Illustration of a gold bar. Lyon, December 29, 2012. CYRIL VILLEMAIN / 20 MINUTES - C. VILLEMAIN / 20 MINUTES

  • In August, the price of an ounce of gold surpassed the $ 2,000 mark, breaking a previous record set in 2011.
  • In a context of negative interest rates and uncertainties linked to the economic crisis, investors and even individuals are betting on gold. Its value is increasing, in a context of prudence and pessimism, especially since the current health situation is slowing down the recovery of the economy.
  • However, betting on a rise in gold can turn out to be, in absolute terms, a bad calculation.

Is it "the gold" ... to do good business? At the beginning of August, the price of an ounce of our dear precious metal exceeded the symbolic bar of 2,000 dollars, appreciating by more than 30% since the beginning of the year. A record since 2011. In the context of the pandemic, specialist shops are logically seeing an influx of individuals needing quick cash or those who, conversely, want to buy it, betting on future capital gain.

"The price of gold is beating records, and it is not over," announces economist Philippe Herlin on a site specializing in gold trading. The forecasts are racing: $ 2,100 by the end of September, according to UBS, ditto for JP Morgan, 2,300 according to Goldman Sachs or even 3,000 according to Bank of America at the end of 2021, as reported by Business Insider . Note that the price of silver is also soaring. 

A cocktail of factors

Many factors explain the take-off in the value of gold and the interest shown in it by investors (banks, insurance, investment funds). The trend was already on the rise before the onset of the crisis. Through the central banks' policy of lowering interest rates, public debts are issued at negative rates. A safe investment for investors, but then without any return, which increases the attraction for gold.
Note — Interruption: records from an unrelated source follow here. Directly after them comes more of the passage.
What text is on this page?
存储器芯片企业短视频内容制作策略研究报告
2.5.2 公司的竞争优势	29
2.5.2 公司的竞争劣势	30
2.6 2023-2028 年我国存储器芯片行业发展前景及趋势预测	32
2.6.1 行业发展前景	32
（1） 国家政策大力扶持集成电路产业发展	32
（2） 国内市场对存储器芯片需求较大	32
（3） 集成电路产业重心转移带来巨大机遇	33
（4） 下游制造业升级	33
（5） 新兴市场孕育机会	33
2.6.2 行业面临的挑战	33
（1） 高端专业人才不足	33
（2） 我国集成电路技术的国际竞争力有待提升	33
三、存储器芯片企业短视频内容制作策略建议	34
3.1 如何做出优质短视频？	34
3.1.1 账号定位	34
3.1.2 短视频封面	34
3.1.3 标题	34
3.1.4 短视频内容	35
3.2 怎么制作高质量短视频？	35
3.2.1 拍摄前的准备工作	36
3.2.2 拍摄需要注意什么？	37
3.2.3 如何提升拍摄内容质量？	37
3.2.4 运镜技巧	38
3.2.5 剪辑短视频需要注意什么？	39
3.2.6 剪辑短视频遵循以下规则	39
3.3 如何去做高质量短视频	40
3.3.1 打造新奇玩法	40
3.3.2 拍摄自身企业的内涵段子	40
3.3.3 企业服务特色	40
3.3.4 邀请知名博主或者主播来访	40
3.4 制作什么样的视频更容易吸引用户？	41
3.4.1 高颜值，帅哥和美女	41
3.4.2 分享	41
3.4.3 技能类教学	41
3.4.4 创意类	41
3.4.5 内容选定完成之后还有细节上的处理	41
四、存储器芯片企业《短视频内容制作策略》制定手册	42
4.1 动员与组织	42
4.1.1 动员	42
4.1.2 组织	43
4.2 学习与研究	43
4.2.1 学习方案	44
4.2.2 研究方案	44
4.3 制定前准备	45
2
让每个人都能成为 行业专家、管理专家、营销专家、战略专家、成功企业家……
That's not all. The trade war that broke out in 2018 between China and the United States also pushed prices up. Another element: doubts about gold production in the coming years, which could reach its limits due to lack of new deposits. Added to this is the economic crisis caused by the pandemic.

As the price of the precious metal is denominated in the US currency, a decline in the greenback makes gold cheaper for buyers with other currencies. “Gold rose due to mistrust of the dollar. Those who had assets denominated in this currency sold them to buy gold, ”explains Philippe Crevel, director of the savings circle.

Investor caution

Interest in gold more generally reflects mistrust of economic policies. “When investors rush into gold, there is a loss of confidence in the action being taken by central banks. If we inject money each time, we print change, who reimburses? The only tangible value is this precious material, ”explains economist Stéphanie Villers.

In such a context, banks, insurance companies and investment funds are playing cautious. The demand for gold-backed investment funds (ETFs) has exploded. “There is a kind of misunderstanding between economic reality and stock prices which are starting to rise again. If we are cautious, we say to ourselves that they have increased enough, and that we have to look for other growth poles, which are not in the real economy, ”she adds.

"End of the world" logic

The gold price is therefore also fueled by a certain pessimism. "If, tomorrow, there is very bad news, a major economic problem, the price will go up," continues Philippe Crevel. Small savers can be tempted by such an investment because they fear value for their money. “There is an element of irrationality. The state is going into debt, there are anxiety-provoking messages. People are afraid of bank failures, of insurance companies, or of the government using it in their current accounts. There is a logic of the end of the world ”, according to this specialist in savings and retirement.

Logically, while the economic situation is still uncertain due to the virus and the shadow of second waves, it is still possible to do business. "As long as there is no visibility on the recovery, there will be no collapse in the price of gold," said Stéphanie Villers. However, it warns against such logic which sends a "very bad signal of loss of confidence in the financial system".

Dropping out of lessons is still possible

For Philippe Crevel, other arguments invite to relativize the interest of a gold rush. “You should never follow the pack, but precede it. Today, buying gold is already buying it very expensive, ”he emphasizes, recalling that its usual value has roughly been around 1,200 dollars an ounce over the past thirty years. In the long run, stocks like real estate pay more than gold, he argues.

The risk of a drop in prices, too, cannot be ruled out, he reminds the attention of those who hope for rapid capital gains. “Investors lowered their dollar positions and, in the meantime, bought gold. But it is possible that they will sell it very quickly, ”continues Philippe Crevel. The price of gold is likely to decline if the economic situation recovers. “In 2013, the Greek crisis was resolved and there was more gold on the market,” he recalls. In the event of a recovery, investors will also return to their traditional investments, which are more profitable than an investment in gold which does not pay dividends.

Another possible scenario that could lead to a decline: a big storm in the financial markets. In a note published in May 2012, the Directorate General of the Treasury recalled this. “In times of extreme stress, stock returns and gold returns are positively correlated, no doubt due to the need for investors to liquidate some of their gold positions to cover losses on gold. other asset classes ”, we can read. This is what happened at the beginning of March: the price of gold suddenly dropped, before rising again.